Mijnheer van Hoorn was assistent in de Beerse parochie. Hij fietste dan op zondag van St.Agatha naar Beers.
Op de terugweg bezocht hij dan wel eens mijn oom Paul, die aan de molen woonde, halfweg Cuijk.
Die bezoeken hadden geen "herderlijke" achtergrond. Oom Paul was een belezen man en een natuurkenner. Dus gesprekstof genoeg.
Ergens in de jaren, laat''50 begin ''60, werd oom Paul uitgenodigd om eens te komen kijken in de bibliotheek, waar bibliothecaris van Hoorn een aantal verouderde boeken had geselecteerd.
Hij mocht er dan een aantal uitzoeken voor 1 gulden per stuk.
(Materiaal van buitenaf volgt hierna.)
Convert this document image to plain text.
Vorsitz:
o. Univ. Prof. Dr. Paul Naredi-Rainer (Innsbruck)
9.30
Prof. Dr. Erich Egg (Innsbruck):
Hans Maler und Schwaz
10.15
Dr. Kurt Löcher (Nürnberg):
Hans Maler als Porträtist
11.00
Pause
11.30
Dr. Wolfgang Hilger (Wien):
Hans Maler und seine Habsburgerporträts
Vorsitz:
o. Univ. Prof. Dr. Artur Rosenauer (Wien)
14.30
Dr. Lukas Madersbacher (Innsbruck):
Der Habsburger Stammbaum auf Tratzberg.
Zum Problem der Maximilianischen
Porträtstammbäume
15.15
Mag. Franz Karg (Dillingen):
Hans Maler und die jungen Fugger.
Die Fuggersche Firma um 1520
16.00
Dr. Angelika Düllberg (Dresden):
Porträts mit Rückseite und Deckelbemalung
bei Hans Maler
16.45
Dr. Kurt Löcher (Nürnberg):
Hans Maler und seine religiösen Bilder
Mijn oom vroeg of ik zin had om mee te gaan, wat ik als boekenwurm onmiddelijk deed. Na de bibliotheek beken te hebben; een belevenis op zich, nam hij ons mee naar een zolder, waar in een hoek een berg boeken opgetast waren.
Je werd er al warm van voor je nog moest beginnen met uitzoeken.
Daarmee was de kous nog niet af. Hij nam ons mee naar een kluis, waarin kostbaarheden bewaard werden. "Hier pak eens aan": zei hij, en gaf met een enorm boek dat ik op twee armen moest dragen.
Ik ging bijna door mijn knieën. "Zet het daar maar neer, en maak maar open". ""Dit is nou de beroemde Graduale va Johannes van Deventer.": zei hij.
Zoiets maak je geen tweede keer mee. Tegenwoordig mag je bij gelegenheid er alleen maar naar kijken.
Van die berg boeken hebben we er heel wat meegenomen, achteraf nog te weinig.
Ik zit er ieder dag tegenaan te kijken en soms denk ik dan aan de Graduale en aan mijnheer van Hoorn.
Een bizondere belevenis.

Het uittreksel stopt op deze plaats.